Kneecap and the New Weird
Seth Godin and Blindboy from The Rubberbandits are on the same page: weird is the new normal. We’re seeing creativity being used to create something, share it, gather a group of people around it.
Seth Godin, in We Are All Weird, wrote how artists (authors, founders of movements, musicians…) can and should focus on a real audience. They don’t have to be bland and make bland art.
Blindboy, in his podcast episode Vincent Fist (about an hour into the episode), celebrated how Irish music is in a fantastic place. His view was similar to Godin’s, that weird is the new normal.
Blindboy spoke how Irish musicians had been hoping to get get signed up for a record deal. They Americanised their music, made it average, trying to appeal to the biggest base possible. Now, though, there’s not much a record label can do for a standard musician. Musicians are better off building a direct connection with their fans, which in a way frees them to create the art they were compelled to make in the first place. They have the confidence to be themselves, because they’re no longer bought into the idea of selling your rights to a record company. The result, said Blindboy, is musicians who are Irish and not trying to hide that they are Irish.
Kneecap is part of the new weird. Bhíos ag buzzáil tar éis a gig i Luimneach. They’re an Irish language hip hop group, getting thrown out of their own gigs for political statements they’re using to help publicity. At the Limerick gig, the crowd were singing along to their Irish language lyrics. That was absolutely not a possibility in Limerick 10 years before.

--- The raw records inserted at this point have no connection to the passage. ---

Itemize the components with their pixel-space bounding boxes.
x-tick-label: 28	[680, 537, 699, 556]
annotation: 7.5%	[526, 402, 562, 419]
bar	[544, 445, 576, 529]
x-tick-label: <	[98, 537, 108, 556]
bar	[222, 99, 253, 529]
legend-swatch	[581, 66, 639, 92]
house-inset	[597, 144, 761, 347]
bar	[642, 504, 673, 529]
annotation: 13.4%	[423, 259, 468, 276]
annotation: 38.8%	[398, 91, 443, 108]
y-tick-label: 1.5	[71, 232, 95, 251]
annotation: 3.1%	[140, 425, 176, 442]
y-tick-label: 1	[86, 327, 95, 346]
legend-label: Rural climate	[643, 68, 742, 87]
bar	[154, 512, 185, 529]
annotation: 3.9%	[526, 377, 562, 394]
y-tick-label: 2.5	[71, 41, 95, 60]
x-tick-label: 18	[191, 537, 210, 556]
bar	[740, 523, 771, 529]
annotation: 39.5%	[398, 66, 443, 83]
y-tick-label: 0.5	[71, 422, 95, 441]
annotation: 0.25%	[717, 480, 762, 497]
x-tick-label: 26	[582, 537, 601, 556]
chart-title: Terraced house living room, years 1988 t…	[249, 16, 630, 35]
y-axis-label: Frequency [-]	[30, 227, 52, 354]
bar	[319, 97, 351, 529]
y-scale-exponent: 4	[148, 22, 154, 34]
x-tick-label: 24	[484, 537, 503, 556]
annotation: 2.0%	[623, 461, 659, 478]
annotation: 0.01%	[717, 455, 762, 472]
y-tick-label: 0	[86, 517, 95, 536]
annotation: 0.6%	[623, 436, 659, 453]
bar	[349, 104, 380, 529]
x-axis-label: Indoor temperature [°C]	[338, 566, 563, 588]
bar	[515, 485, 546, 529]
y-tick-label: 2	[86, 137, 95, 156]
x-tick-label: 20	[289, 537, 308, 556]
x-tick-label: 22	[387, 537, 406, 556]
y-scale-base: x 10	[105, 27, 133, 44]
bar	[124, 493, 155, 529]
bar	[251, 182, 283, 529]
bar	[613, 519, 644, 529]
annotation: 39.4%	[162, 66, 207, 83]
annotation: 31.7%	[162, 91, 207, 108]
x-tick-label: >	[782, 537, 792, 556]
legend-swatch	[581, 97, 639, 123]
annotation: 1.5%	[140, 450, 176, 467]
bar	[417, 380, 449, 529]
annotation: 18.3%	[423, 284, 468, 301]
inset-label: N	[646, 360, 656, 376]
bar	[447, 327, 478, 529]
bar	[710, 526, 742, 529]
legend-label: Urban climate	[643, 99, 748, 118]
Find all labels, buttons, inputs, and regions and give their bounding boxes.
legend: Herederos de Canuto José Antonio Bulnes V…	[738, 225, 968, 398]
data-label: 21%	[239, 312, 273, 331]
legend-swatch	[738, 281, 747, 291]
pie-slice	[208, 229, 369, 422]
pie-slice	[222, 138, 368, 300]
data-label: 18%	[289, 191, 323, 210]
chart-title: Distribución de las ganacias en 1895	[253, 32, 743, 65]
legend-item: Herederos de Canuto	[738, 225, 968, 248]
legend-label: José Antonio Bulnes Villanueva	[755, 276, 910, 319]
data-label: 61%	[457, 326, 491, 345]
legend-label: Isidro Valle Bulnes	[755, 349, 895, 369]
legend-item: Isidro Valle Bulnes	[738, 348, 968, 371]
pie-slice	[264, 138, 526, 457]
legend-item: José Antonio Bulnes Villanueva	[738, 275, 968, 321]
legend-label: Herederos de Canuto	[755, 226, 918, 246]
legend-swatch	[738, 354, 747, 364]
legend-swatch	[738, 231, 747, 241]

Let me repeat that. An Irish language hip hop group. Some of the best music being created and shared in Ireland. No excuses for being a bit weird, and in fact they’re capitalising on being weird.
In that podcast, Blindboy shares how he’s delighted with some songs he’s written, such as the brilliant Spastic Hawk. But there are other songs that he said he’s not so happy with, because they were done to prove something to other people who were criticising the music they were making.
In his book Linchpin, Godin advises us to get hooked on the feeling of “This might not work“. I wonder if the lads in Kneecap thought “this might not work”. I’d be pretty sure that crossed their minds. But they’ve hit on something.